Il n’y a pas de secret, il faut travailler davantage. Il faut développer de bonnes politiques économiques et sociales, il faut mettre en place des outils et des mécanismes d’évaluation de la pauvreté, qui tiennent compte de nos réalités et d’un certain nombre de paramètres, il faut mieux orienter les investissements. J’avais déjà donné d’autres pistes dans une précédente interview liée au bon climat des affaires, à la bonne gouvernance et au mécanisme de redistribution des richesses. Sur le plan individuel, il faut que nous soyions plus solidaires et plus sensibles aux conditions de vie et de travail des autres. La question de performance sociale est une chaîne et chacun de nous constitue quelques fois un point de blocage à travers nos égoïsmes. Il faudra encourager les initiatives locales en matière de développement et de recherches. Toutes ces grandes firmes japonaises, chinoises, américaines, coréennes, etc., sont l’œuvre de personnes bien inspirées qui ont bénéficié de l’accompagnement de leur Etat. En retour, l’Etat collectera plus d’impôts et bénéficiera en plus de la contribution du secteur privé dans le financement des secteurs sociaux. Il faudra repenser notre modèle de développement pour ne garder, pour le cas de la Fonction publique, que des travailleurs vraiment motivés, compétents dans leurs domaines, intègres et engagés, et créer des conditions de reconversion de tous ceux qui y sont par formalisme, juste pour un salaire. Certains travailleurs pourraient se sentir mieux dans le domaine de l’agriculture, de l’élevage, etc., si le dispositif de reconversion est performant et incitatif.

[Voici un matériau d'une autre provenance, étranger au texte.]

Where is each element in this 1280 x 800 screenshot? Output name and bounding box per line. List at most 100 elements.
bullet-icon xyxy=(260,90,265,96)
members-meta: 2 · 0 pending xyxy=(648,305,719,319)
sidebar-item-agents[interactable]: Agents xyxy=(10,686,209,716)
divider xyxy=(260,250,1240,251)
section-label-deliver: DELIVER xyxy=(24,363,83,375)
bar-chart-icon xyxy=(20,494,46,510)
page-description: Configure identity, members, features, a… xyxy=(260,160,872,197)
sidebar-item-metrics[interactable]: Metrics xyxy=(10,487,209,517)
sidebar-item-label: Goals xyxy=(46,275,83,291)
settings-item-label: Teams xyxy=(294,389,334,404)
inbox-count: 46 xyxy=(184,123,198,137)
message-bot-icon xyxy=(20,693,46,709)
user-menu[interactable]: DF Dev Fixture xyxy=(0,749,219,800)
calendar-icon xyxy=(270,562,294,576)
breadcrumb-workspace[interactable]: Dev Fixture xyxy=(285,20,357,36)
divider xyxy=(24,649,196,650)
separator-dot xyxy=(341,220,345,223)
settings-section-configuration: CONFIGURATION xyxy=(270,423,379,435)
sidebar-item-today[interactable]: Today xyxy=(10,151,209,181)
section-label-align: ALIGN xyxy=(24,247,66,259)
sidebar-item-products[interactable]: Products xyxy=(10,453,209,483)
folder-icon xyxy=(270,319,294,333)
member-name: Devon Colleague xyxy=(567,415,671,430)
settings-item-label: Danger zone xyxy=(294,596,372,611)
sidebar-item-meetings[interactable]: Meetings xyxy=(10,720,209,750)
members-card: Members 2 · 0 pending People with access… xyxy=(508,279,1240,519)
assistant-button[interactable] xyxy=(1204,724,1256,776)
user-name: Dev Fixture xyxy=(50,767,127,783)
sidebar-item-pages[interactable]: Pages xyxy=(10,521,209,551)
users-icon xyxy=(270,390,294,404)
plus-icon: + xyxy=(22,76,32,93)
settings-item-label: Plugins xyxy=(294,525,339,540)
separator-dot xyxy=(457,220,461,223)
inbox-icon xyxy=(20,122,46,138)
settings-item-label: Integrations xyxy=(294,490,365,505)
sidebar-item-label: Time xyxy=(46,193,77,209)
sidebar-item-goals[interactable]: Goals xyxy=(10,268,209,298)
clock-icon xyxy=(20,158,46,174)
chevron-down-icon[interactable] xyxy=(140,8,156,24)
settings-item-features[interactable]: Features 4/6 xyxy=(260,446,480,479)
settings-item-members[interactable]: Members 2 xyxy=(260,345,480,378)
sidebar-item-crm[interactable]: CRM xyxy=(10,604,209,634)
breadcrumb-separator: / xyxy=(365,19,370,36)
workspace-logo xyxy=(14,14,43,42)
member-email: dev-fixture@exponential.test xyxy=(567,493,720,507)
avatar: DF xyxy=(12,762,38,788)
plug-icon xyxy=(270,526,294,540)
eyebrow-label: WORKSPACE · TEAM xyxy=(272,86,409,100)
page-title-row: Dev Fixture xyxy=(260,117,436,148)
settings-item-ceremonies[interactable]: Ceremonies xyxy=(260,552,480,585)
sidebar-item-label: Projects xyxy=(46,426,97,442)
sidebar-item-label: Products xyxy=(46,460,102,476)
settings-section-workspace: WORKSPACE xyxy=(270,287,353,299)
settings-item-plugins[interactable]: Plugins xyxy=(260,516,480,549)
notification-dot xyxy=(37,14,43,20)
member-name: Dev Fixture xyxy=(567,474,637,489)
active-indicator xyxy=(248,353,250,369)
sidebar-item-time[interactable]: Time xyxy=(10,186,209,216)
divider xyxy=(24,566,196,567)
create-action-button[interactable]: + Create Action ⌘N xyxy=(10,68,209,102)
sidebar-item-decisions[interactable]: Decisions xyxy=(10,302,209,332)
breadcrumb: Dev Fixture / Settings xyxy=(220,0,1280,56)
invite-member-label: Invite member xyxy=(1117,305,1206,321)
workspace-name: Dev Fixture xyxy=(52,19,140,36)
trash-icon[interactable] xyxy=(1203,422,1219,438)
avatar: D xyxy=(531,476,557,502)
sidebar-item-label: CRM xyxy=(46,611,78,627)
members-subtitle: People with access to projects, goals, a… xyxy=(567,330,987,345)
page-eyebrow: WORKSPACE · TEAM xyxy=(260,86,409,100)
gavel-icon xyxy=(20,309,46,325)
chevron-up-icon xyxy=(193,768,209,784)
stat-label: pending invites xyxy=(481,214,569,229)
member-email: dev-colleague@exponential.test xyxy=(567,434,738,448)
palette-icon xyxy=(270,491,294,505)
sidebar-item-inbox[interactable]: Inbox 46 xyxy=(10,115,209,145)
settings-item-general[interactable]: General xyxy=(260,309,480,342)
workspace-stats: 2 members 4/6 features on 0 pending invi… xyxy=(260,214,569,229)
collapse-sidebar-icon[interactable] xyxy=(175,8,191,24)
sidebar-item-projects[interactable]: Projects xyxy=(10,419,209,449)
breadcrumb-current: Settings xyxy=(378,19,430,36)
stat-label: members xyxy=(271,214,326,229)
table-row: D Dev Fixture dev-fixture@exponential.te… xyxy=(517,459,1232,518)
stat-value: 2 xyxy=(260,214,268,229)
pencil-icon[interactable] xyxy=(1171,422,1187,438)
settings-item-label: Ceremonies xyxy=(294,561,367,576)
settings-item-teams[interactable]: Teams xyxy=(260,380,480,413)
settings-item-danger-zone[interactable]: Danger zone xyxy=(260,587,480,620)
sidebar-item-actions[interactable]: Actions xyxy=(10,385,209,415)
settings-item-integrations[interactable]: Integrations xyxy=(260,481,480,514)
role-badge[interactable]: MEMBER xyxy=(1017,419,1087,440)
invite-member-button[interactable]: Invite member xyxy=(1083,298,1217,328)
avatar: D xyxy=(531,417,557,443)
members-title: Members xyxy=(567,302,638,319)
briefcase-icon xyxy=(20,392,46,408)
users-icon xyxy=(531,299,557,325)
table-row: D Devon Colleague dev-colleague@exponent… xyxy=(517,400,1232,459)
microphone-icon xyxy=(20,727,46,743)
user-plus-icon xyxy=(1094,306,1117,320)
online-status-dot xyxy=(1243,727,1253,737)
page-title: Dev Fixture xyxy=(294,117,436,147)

Il faut développer les secteurs de production et ne pas laisser penser que ce sont des questions de paysannerie.

 

Interview réalisée par Drissa TRAORE

 

 

 

L’expertise de l’invité

 

Diplômé en Ingénierie Conseil et Formation de l’université de Rouen (France) ; ambassadeur de la smart Campaign pour la protection des clients des institutions financières ; chevronné en micro finance et en finance Inclusive responsable. Expert/Formateur en marketing et stratégie de communication politique ; auditeur en management de la performance sociale (Social Performance Indicators- SPI4) ; formateur certifié CGAP (Consultative Group to assist the poor) sur l’éducation financière; certifié  à la gestion des coopératives d’épargne et de crédit de l’Institut Panafricain d’Economie Coopérative ; tuteur pour le Burkina Faso du Programme d’Appui à la Mobilisation de l’Epargne dans la Francophonie (Université Africaine du Développement Coopératif) ; membre du comité métier pédagogique (responsable d’agence) du centre de formation à la profession bancaire (CFPB) de Paris ; membre du groupe de référence de la performance sociale de la confédération des institutions financières de l’Afrique de l’ouest (CIF-AO) ; auteur de plusieurs initiatives dont le concept de police communautaire au Burkina et le concept International d’Expérience Sans Frontière (ESF).